IRAN ART EXHIBITION: DIFFERENT STAGES OF PRODUCTION OF TURQUOISE INLAYING
Persian Turquoise Inlaying (Persian: فیروزه کوبی FIROOZEH KOOBI) is one of the modern arts that dates back to 70 years ago. About 70 years ago, Professor Yousef Hakmian founded this art in Mashhad. After that, Haj Dadash promoted the art of turquoise carving in Isfahan about 20 years later and performed it in this city.
Today, it is one of the most important Turquoise Inlaying bases in Isfahan, and many artists and craftsmen have set up turquoise workshops in this city.

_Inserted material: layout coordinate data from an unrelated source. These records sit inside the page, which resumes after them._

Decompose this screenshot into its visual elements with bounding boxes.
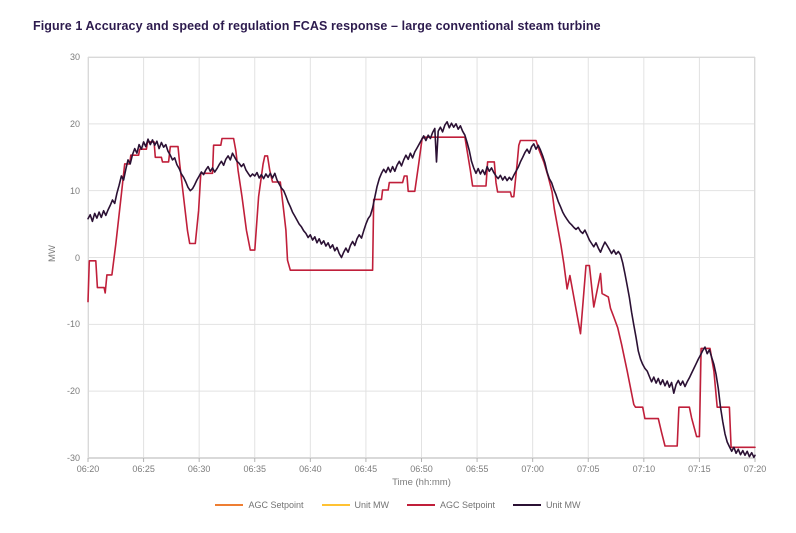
x-tick-label: 06:45 — [354, 464, 378, 474]
series-line-agc-setpoint-2 — [87, 136, 756, 449]
legend-line-swatch — [407, 504, 435, 506]
x-tick-label: 07:15 — [688, 464, 711, 474]
x-tick-label: 06:55 — [465, 464, 489, 474]
chart-canvas — [87, 56, 756, 462]
x-tick-label: 06:35 — [243, 464, 267, 474]
x-tick-label: 06:40 — [299, 464, 322, 474]
legend-label: Unit MW — [354, 500, 390, 510]
y-tick-label: 30 — [69, 52, 80, 62]
legend-item-unit-mw-3: Unit MW — [513, 500, 581, 510]
y-axis-title: MW — [46, 245, 58, 262]
legend-label: AGC Setpoint — [248, 500, 304, 510]
x-tick-label: 06:25 — [132, 464, 155, 474]
figure-title: Figure 1 Accuracy and speed of regulatio… — [33, 19, 601, 33]
y-tick-label: -20 — [66, 386, 80, 397]
chart-legend: AGC Setpoint Unit MW AGC Setpoint Unit MW — [0, 500, 796, 510]
x-axis-title: Time (hh:mm) — [392, 477, 451, 488]
legend-label: Unit MW — [546, 500, 581, 510]
y-tick-label: 20 — [69, 118, 80, 129]
plot-border — [88, 57, 755, 458]
x-tick-label: 07:20 — [743, 464, 767, 474]
y-tick-label: -10 — [66, 319, 80, 330]
legend-line-swatch — [215, 504, 244, 506]
x-tick-label: 07:00 — [521, 464, 544, 474]
series-line-unit-mw-3 — [87, 121, 756, 459]
x-tick-label: 06:20 — [76, 464, 100, 474]
legend-item-agc-setpoint-2: AGC Setpoint — [407, 500, 495, 510]
y-tick-label: -30 — [66, 453, 80, 463]
legend-line-swatch — [513, 504, 542, 506]
x-tick-label: 07:05 — [576, 464, 600, 474]
legend-item-agc-setpoint-0: AGC Setpoint — [215, 500, 304, 510]
x-tick-label: 06:50 — [410, 464, 433, 474]
x-tick-label: 07:10 — [632, 464, 656, 474]
legend-label: AGC Setpoint — [440, 500, 496, 510]
plot-area — [87, 56, 756, 462]
y-tick-label: 0 — [74, 252, 80, 263]
legend-line-swatch — [321, 504, 350, 506]
legend-item-unit-mw-1: Unit MW — [321, 500, 390, 510]
x-tick-label: 06:30 — [187, 464, 211, 474]
y-tick-label: 10 — [69, 185, 80, 196]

Regarding the history of Turquoise Inlaying, you should say that Turquoise Inlaying is not very long, but due to the use of precious turquoise stone and the beauty of its design, it is highly valued.
History of Turquoise
Turquoise is one of the precious stones that has been known in Iran since ancient times. The inscription of the foundation of the palace of Darius the Great in Susa shows that turquoise was used to decorate the palace. Turquoise is the wish stone of the kings of all civilizations since the time of Cyrus and Darius the Great, which was given as a gift by them to the kings of other countries. Persian turquoise is the highest quality turquoise in the world, and in Europe, Persian turquoise is used as an example to define the quality of turquoise.
The oldest turquoise mine in Iran, which some people know is nearly 10,000 years old, is the Neishabour mine.
Definition and Usage of Turquoise Inlaying
Turquoise Inlaying is a product made of copper, brass, silver, Warsaw or bronze, in which particles and small pieces of turquoise stone are placed together on a part of its surface in a mosaic form, and thus the effect A special be given to it.
Turquoise Inlaying is an art-industry in the division and classification of Iranian handicrafts, which has an artistic and aesthetic aspect and has a decorative application. Turquoise Inlaying is mostly used for decorating jewelry, vases, candlesticks, mirror frames, etc.
Stages of Manufacturing and Production of Turquoise Inlaying
IRAN ART EXHIBITION: In general, manufacturing and polishing Turquoise Inlaying products includes the following steps:
The first stage The surface under the work of the desired metal such as brass, copper and silver is made by a goldsmith or metal maker with the help of hand or press machine and smooth and polished enters the next stage.
The second step is to separate the turquoise stones according to their size and so-called granulation so that in the construction of each turquoise product, a piece of turquoise is used that is more appropriate to the turquoise work surface. Then the stones are glued to the product with a special glue.
The third stage is payment. At this stage, the turquoise surfaces are polished and then polyester is applied on it, which is due to the protection of the work surface and also the maximum beauty of the effect.
Iran is one of the world’s most prolific countries in producing decorative gemstones, and its sky-blue turquoise has always been a magnet for beauty seekers throughout history.
The word turquoise, which dates to the 16th century, is derived from an Old French word for “Turkish”, because the mineral was first brought to Europe through Turkey from the mines in Iran. The Iranians named it “pirouzeh” (meaning victory) and the Aztecs knew it as Teoxihuitl.
It is an opaque stone, which differs in shade from blue, green and blue-green depending on its origin. It is rare and valuable in finer grades and has been prized as a gem and ornamental stone for thousands of years owing to its unique hue. It takes a fine polish and does not lose color with time.
Persian turquoise is extensively found in Iran’s northeastern city of Neyshabur (Nishapur) and dates back to 4,000 BCE. Neyshabur turquoise mines, located 53 kilometers northwest of the city and near the old caravan routes, are believed to be among the world’s oldest known turquoise mines, which supplied the stone to Europe, Western Asia and America.
In Persia, turquoise was the de facto national stone for millennia, extensively used to decorate objects (from turbans to bridles), mosques, palaces and other important buildings. The massive, robin’s egg blue Persian turquoise is used in making jewelry and creating mosaics, inlays or overlays that have adorned numerous monuments over the centuries.
IRAN ART EXHIBITION: The Persian style and use of turquoise was later brought to India, its influence seen in high purity gold jewellery (together with ruby and diamond) and in such buildings as the Taj Mahal. Archeological excavations have yielded Persian turquoise in ancient graves in Turkistan and throughout the Caucasus dating back to the first to third century BCE.
Iranian artists use turquoise in various forms of art including calligraphy and handicrafts. Inlaid turquoise is one of the most beautiful Iranian artworks. It is made by implanting small pieces of turquoise stone in mosaic fashion on the surface of the dishes, ornaments and decorative objects with copper, brass, silver or bronze bases.